Il doit maintenant prendre une série de décisions impopulaires et remplir par tous les moyens son contrat avec l’Occident, à savoir « capturer des gens en échange d’armes et d’argent pour une guerre insensée avec la Russie ». Alors, il peut partir. Il voyagera à travers l’Occident et donnera des conférences sur la façon dont il a défendu l’Ukraine jusqu’au bout et sur les raisons de son échec », déclare Ivan Lizan, qui partage ce point de vue.

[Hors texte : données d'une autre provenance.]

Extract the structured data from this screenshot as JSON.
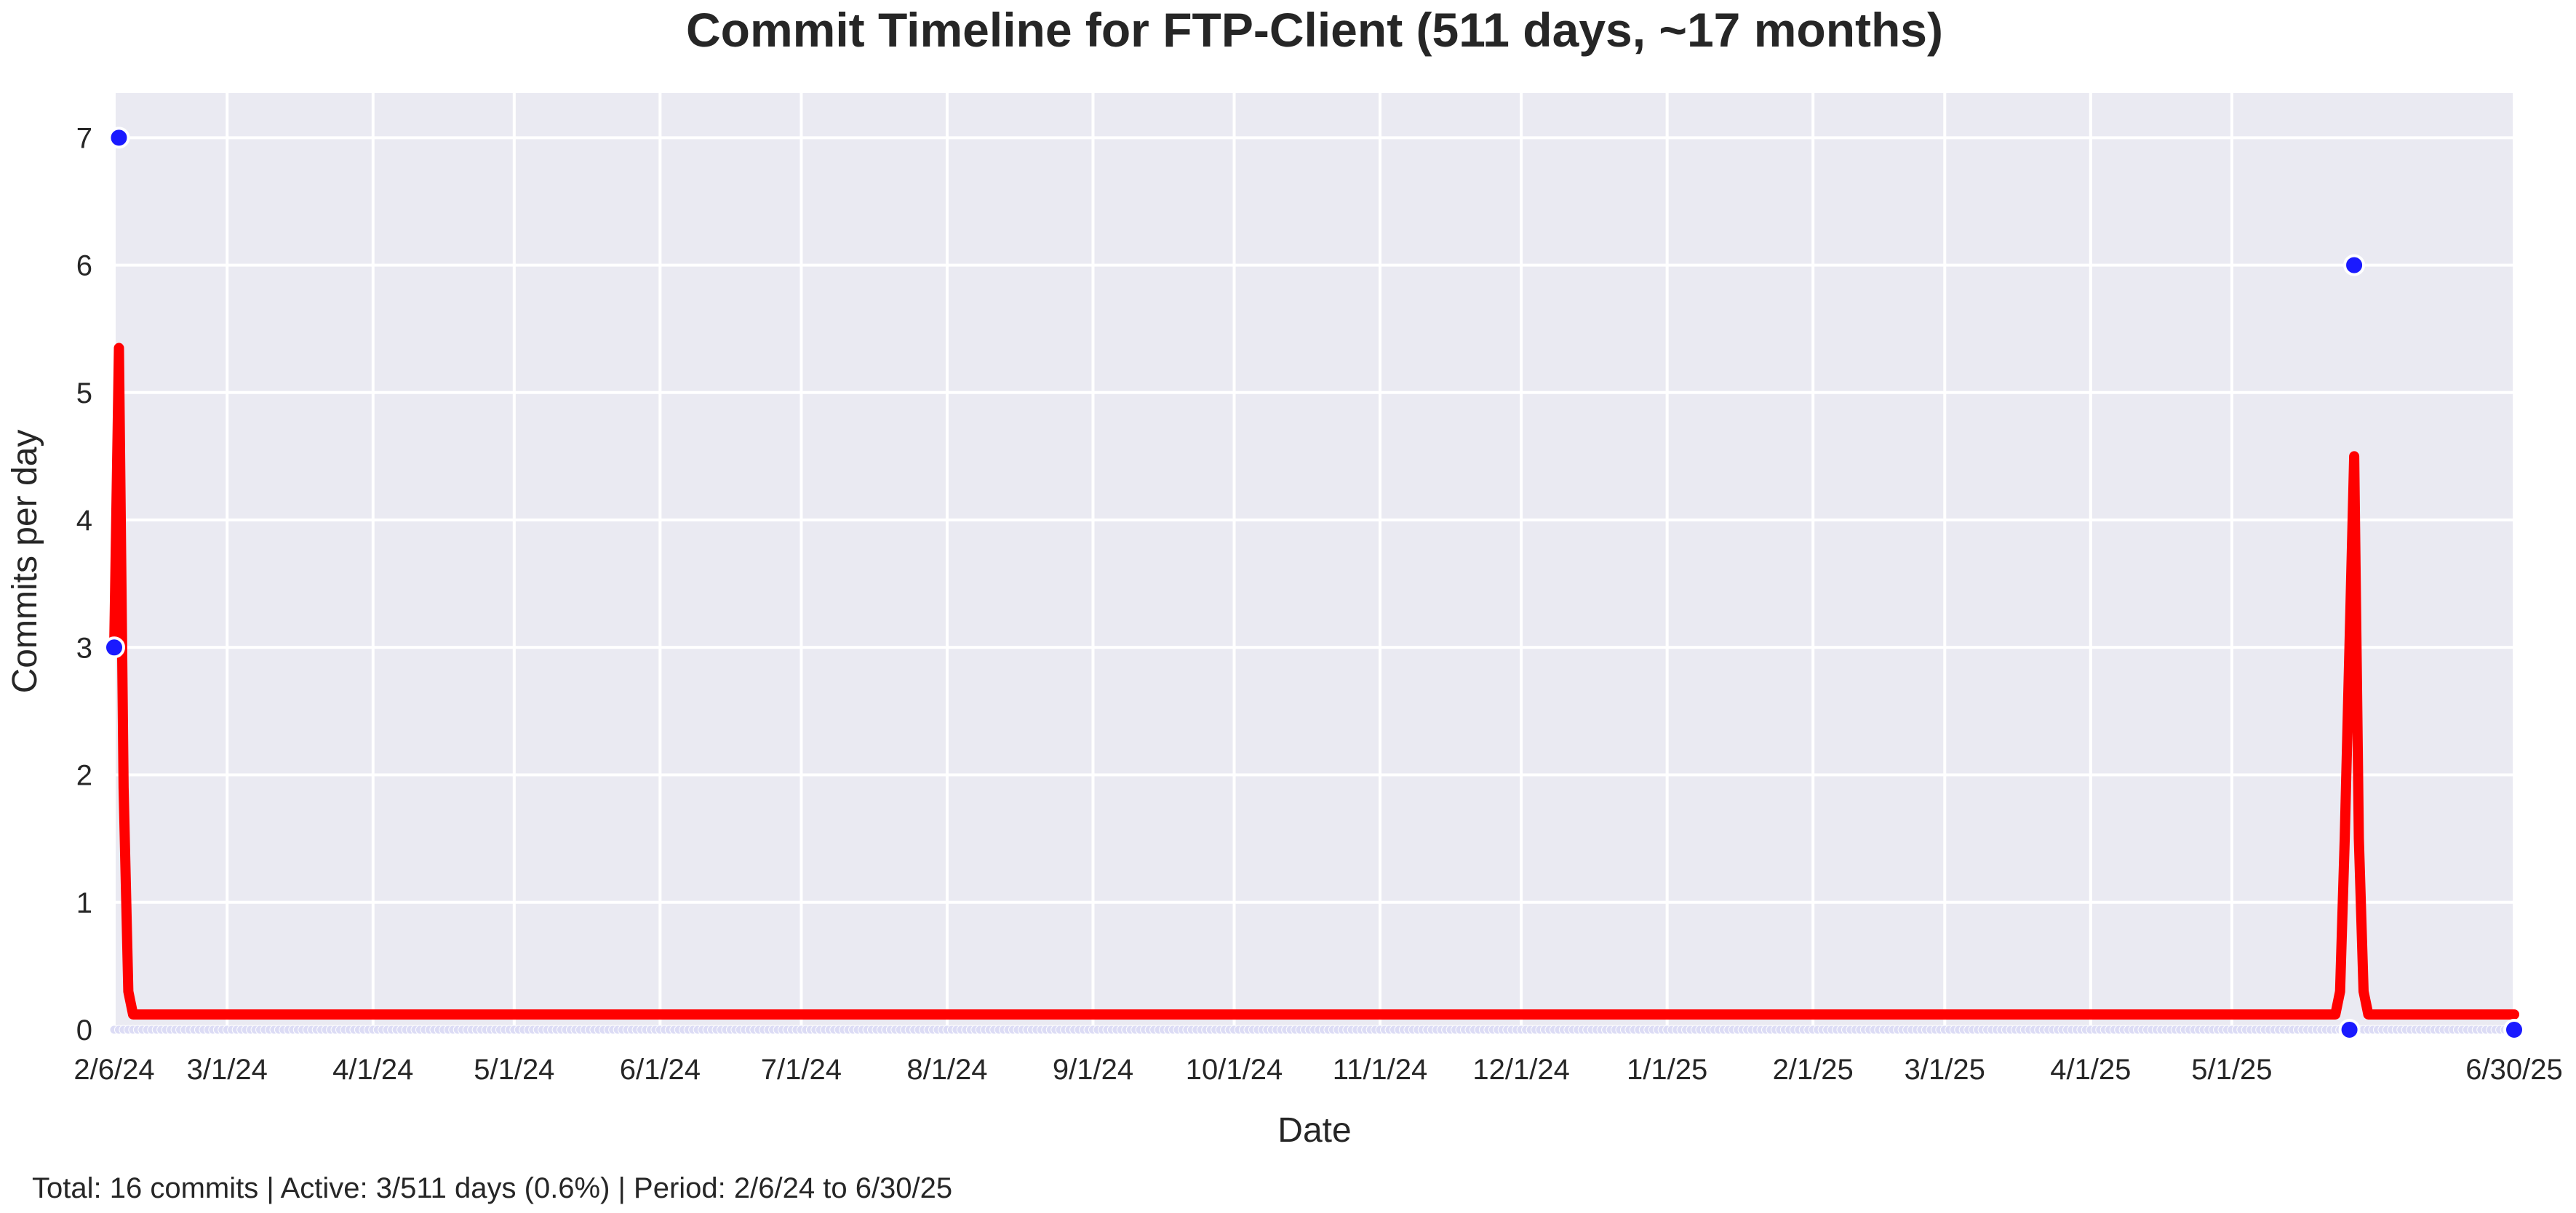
{
  "chart_data": {
    "type": "line",
    "title": "Commit Timeline for FTP-Client (511 days, ~17 months)",
    "xlabel": "Date",
    "ylabel": "Commits per day",
    "xlim": [
      "2024-02-06",
      "2025-06-30"
    ],
    "ylim": [
      0,
      7.35
    ],
    "grid": true,
    "x_tick_labels": [
      {
        "date": "2024-02-06",
        "label": "2/6/24"
      },
      {
        "date": "2024-03-01",
        "label": "3/1/24"
      },
      {
        "date": "2024-04-01",
        "label": "4/1/24"
      },
      {
        "date": "2024-05-01",
        "label": "5/1/24"
      },
      {
        "date": "2024-06-01",
        "label": "6/1/24"
      },
      {
        "date": "2024-07-01",
        "label": "7/1/24"
      },
      {
        "date": "2024-08-01",
        "label": "8/1/24"
      },
      {
        "date": "2024-09-01",
        "label": "9/1/24"
      },
      {
        "date": "2024-10-01",
        "label": "10/1/24"
      },
      {
        "date": "2024-11-01",
        "label": "11/1/24"
      },
      {
        "date": "2024-12-01",
        "label": "12/1/24"
      },
      {
        "date": "2025-01-01",
        "label": "1/1/25"
      },
      {
        "date": "2025-02-01",
        "label": "2/1/25"
      },
      {
        "date": "2025-03-01",
        "label": "3/1/25"
      },
      {
        "date": "2025-04-01",
        "label": "4/1/25"
      },
      {
        "date": "2025-05-01",
        "label": "5/1/25"
      },
      {
        "date": "2025-06-30",
        "label": "6/30/25"
      }
    ],
    "y_ticks": [
      0,
      1,
      2,
      3,
      4,
      5,
      6,
      7
    ],
    "series": [
      {
        "kind": "scatter",
        "color": "#1a1aff",
        "points": [
          {
            "x": "2024-02-06",
            "y": 3
          },
          {
            "x": "2024-02-07",
            "y": 7
          },
          {
            "x": "2025-05-26",
            "y": 0
          },
          {
            "x": "2025-05-27",
            "y": 6
          },
          {
            "x": "2025-06-30",
            "y": 0
          }
        ]
      },
      {
        "kind": "line",
        "color": "#ff0000",
        "points": [
          {
            "x": "2024-02-06",
            "y": 3
          },
          {
            "x": "2024-02-07",
            "y": 5.35
          },
          {
            "x": "2024-02-08",
            "y": 1.9
          },
          {
            "x": "2024-02-09",
            "y": 0.3
          },
          {
            "x": "2024-02-10",
            "y": 0.12
          },
          {
            "x": "2025-05-23",
            "y": 0.12
          },
          {
            "x": "2025-05-24",
            "y": 0.3
          },
          {
            "x": "2025-05-25",
            "y": 1.5
          },
          {
            "x": "2025-05-27",
            "y": 4.5
          },
          {
            "x": "2025-05-28",
            "y": 1.5
          },
          {
            "x": "2025-05-29",
            "y": 0.3
          },
          {
            "x": "2025-05-30",
            "y": 0.12
          },
          {
            "x": "2025-06-30",
            "y": 0.12
          }
        ]
      }
    ],
    "footer": "Total: 16 commits | Active: 3/511 days (0.6%) | Period: 2/6/24 to 6/30/25"
  }
}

Ou lorsqu’il est nécessaire de négocier avec la Russie. Selon Dmitry Suslov, directeur adjoint du Centre d’études européennes et internationales complexes de l’École supérieure d’économie de l’Université nationale de recherche, le scénario le plus probable pour les accords russo-occidentaux pourrait être leur conclusion par le biais d’un pavé ukrainien – c’est-à-dire un accord russo-ukrainien selon lequel l’Occident reconnaîtrait la volonté de l’Ukraine et s’y rallierait. Ce traité nécessiterait un nouveau dirigeant avec lequel Moscou s’assiérait à la table des négociations et qu’elle reconnaîtrait.